The generals, however, promptly decided to elect Crussol chief commander of the German front in the absence of the two marshals and his first order was to send Coligny and Luxembourg to Paris for further instructions. The Armies of Flanders and the East were respectively put under the command of Claude de Villeneuve and Jules de la Ferrandie – two of Turenne’s young favourites.
Frederick V of the Palatinate portrayed in a contemporary painting as a Roman God. The German Calvinist was one of Nicolas’ chief supporters in his claim for the imperial title. Besides being an ally of Nicolas, he was also a qualified candidate for the Czech throne because of his dominant position within the Protestant Alliance of the Rhineland that lent substantial amounts of credit and war material to their belligerent co-religious brothers in France and the Low Countries.
***
The Neapolitan War of Succession
***
Maximillian had left the field outside Linz when it had become apparent that the French wouldn’t be able to resist the onslaught of his many battalions. The Austrians swept the fields outside the city walls clean and dumped the bodies of the fallen into mass graves, often alongside their broken weapons, armour and other personal belongs. This has later proved quite valuable to contemporary historians as the excavations have brought much detail to the equipment of the armies of early modern Europe. The fact that the Austrians didn’t seem to care to scavenge what remained of usual equipment from the fallen just goes to show how much faith the Habsburgs put in their victory – why gather more weapons when the enemy had already been broken?

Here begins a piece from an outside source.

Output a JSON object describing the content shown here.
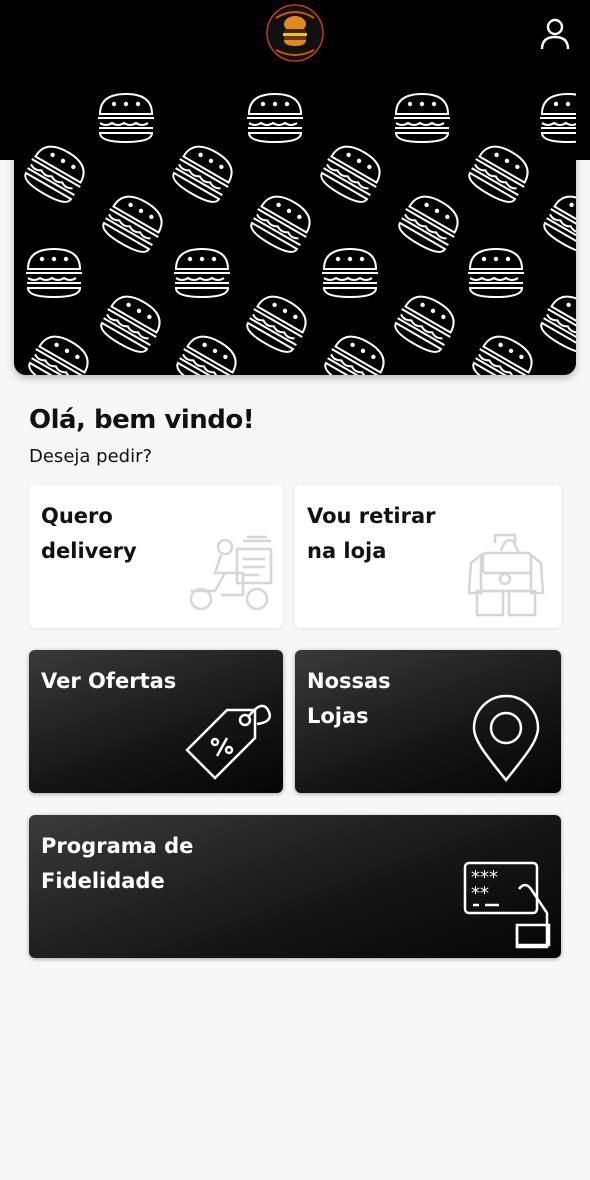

But the Iron Cardinal had more good reasons to not believe the French able to continue their offensives as favourable news began to arrive from Italy.
Gaston, the brother of Nicolas and former Frondeur, had married a daughter of the Neapolitan king who ruled much of former Spaniard Naples. The southern Italian kingdom had been liberated by the French in the war between Spain, Lorraine and the France of the Three Marshals in 1628. After a long and turbulent rule, the French noble who had been elected King by the estates of Naples passed away and left his throne to his son-in-law. But this was vehemently disputed by the Duke of Tuscany-Urbino who opposed any thought of letting the French gain a foothold on the Italian peninsular. The Tuscan sovereign had long been preparing for a takeover of the rich city of Naples and his allies in the Republic of the Sicilies had already been in a war with the French ruled kingdom to their northern flank, which had resulted in complete Sicilian control of the boot of the peninsular.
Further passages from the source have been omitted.